I think that besides good tutorials people need simple and minimalist apis specialy made for indie games that will let them learn from pratice. Apis with around 20-40 classes that don’t use complicated interfaces with excessive customization options and yet complete.
I have been working on a remake of Starflight for the last months in C++. Unfortunatly i could not convince anyone to use java. We are building a gui framework on top of OpenGL and an AI framework on top of the GUI framework. The game engine is being rebuilt to be completely data-driven with all the data in .csv databases and structured text files similar to Half-Life2 or Doom3 configuration files anyone can edit with a text editor.
We don’t use any xml api like apache (however we have considered tinyxml) or a database library or any third party api like ode or cegui because any of these apis are huge. We decided to drop anything except the most minimalist apis that can do the job well.
What we have concluded from this, after Starflight remake having more than three different engines in the past is that it’s completely impossible to do a comercial quality game engine without geting a team of pro. programmers working on it full-time during several months. It’s just impossible and there is no magic trick to overcome this limitation.
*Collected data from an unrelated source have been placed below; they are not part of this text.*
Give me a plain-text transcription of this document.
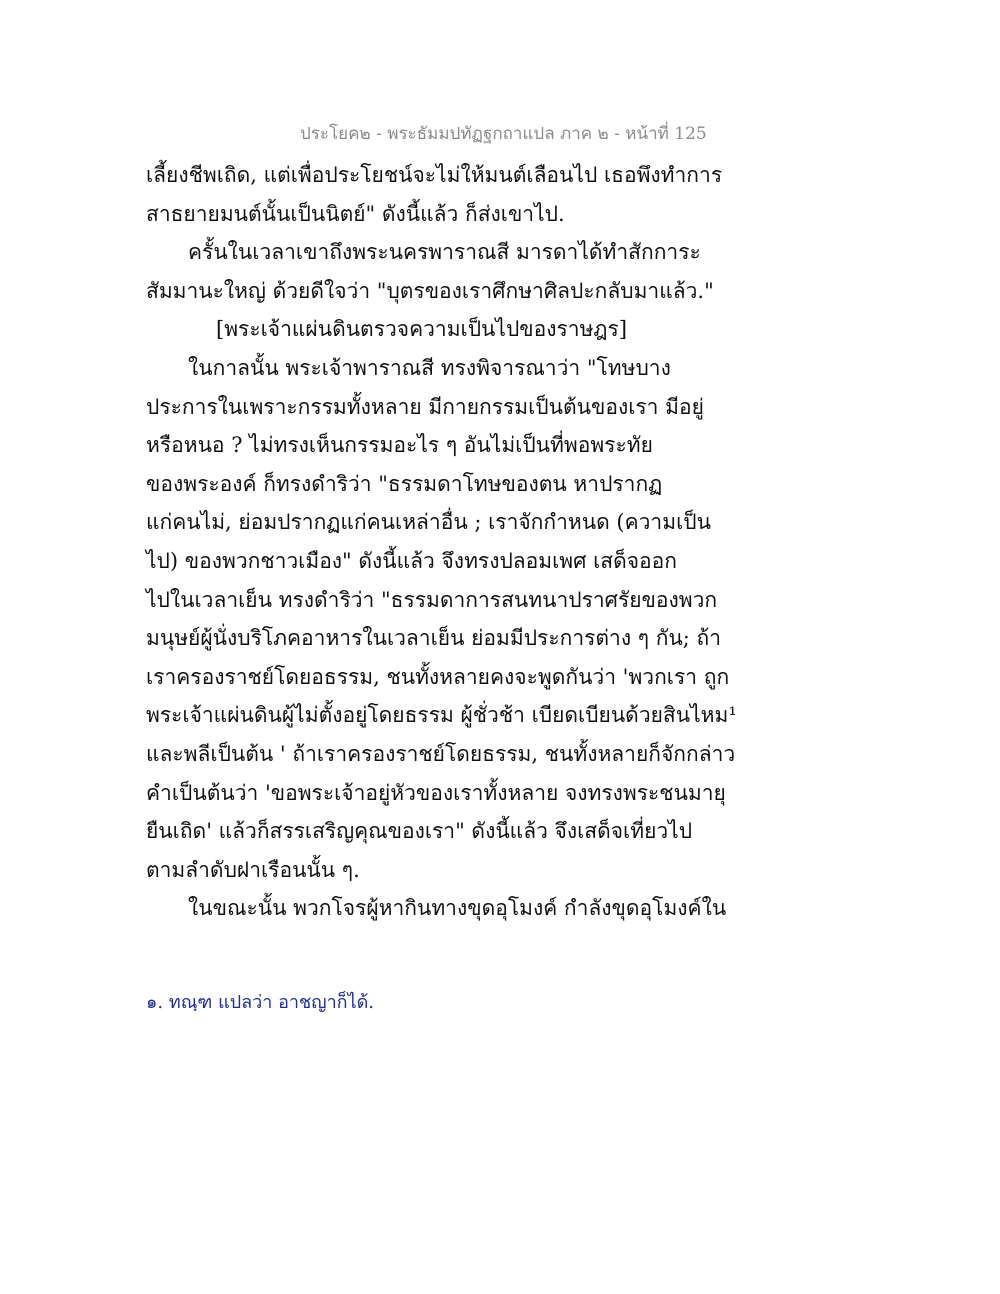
ประโยค๒ - พระธัมมปทัฏฐกถาแปล ภาค ๒ - หน้าที่ 125
เลี้ยงชีพเถิด, แต่เพื่อประโยชน์จะไม่ให้มนต์เลือนไป เธอพึงทำการ
สาธยายมนต์นั้นเป็นนิตย์" ดังนี้แล้ว ก็ส่งเขาไป.
ครั้นในเวลาเขาถึงพระนครพาราณสี มารดาได้ทำสักการะ
สัมมานะใหญ่ ด้วยดีใจว่า "บุตรของเราศึกษาศิลปะกลับมาแล้ว."
[พระเจ้าแผ่นดินตรวจความเป็นไปของราษฎร]
ในกาลนั้น พระเจ้าพาราณสี ทรงพิจารณาว่า "โทษบาง
ประการในเพราะกรรมทั้งหลาย มีกายกรรมเป็นต้นของเรา มีอยู่
หรือหนอ ? ไม่ทรงเห็นกรรมอะไร ๆ อันไม่เป็นที่พอพระทัย
ของพระองค์ ก็ทรงดำริว่า "ธรรมดาโทษของตน หาปรากฏ
แก่คนไม่, ย่อมปรากฏแก่คนเหล่าอื่น ; เราจักกำหนด (ความเป็น
ไป) ของพวกชาวเมือง" ดังนี้แล้ว จึงทรงปลอมเพศ เสด็จออก
ไปในเวลาเย็น ทรงดำริว่า "ธรรมดาการสนทนาปราศรัยของพวก
มนุษย์ผู้นั่งบริโภคอาหารในเวลาเย็น ย่อมมีประการต่าง ๆ กัน; ถ้า
เราครองราชย์โดยอธรรม, ชนทั้งหลายคงจะพูดกันว่า 'พวกเรา ถูก
พระเจ้าแผ่นดินผู้ไม่ตั้งอยู่โดยธรรม ผู้ชั่วช้า เบียดเบียนด้วยสินไหม¹
และพลีเป็นต้น ' ถ้าเราครองราชย์โดยธรรม, ชนทั้งหลายก็จักกล่าว
คำเป็นต้นว่า 'ขอพระเจ้าอยู่หัวของเราทั้งหลาย จงทรงพระชนมายุ
ยืนเถิด' แล้วก็สรรเสริญคุณของเรา" ดังนี้แล้ว จึงเสด็จเที่ยวไป
ตามลำดับฝาเรือนนั้น ๆ.
ในขณะนั้น พวกโจรผู้หากินทางขุดอุโมงค์ กำลังขุดอุโมงค์ใน
๑. ทณฺฑ แปลว่า อาชญาก็ได้.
We are doing this just for fun. We have had douzens of people coming and going and making many contributions but it’s still an independent non-profit game that cannot be managed like a comercial game. Still is something very fun to do and for people interested in getting a contract as a games programmer this is the way to learn.
I hope people consider doing Java games in their free time not for doing a great games to compete with commercial games but for doing great indie games that are fun to work and can teach a lot about how games work.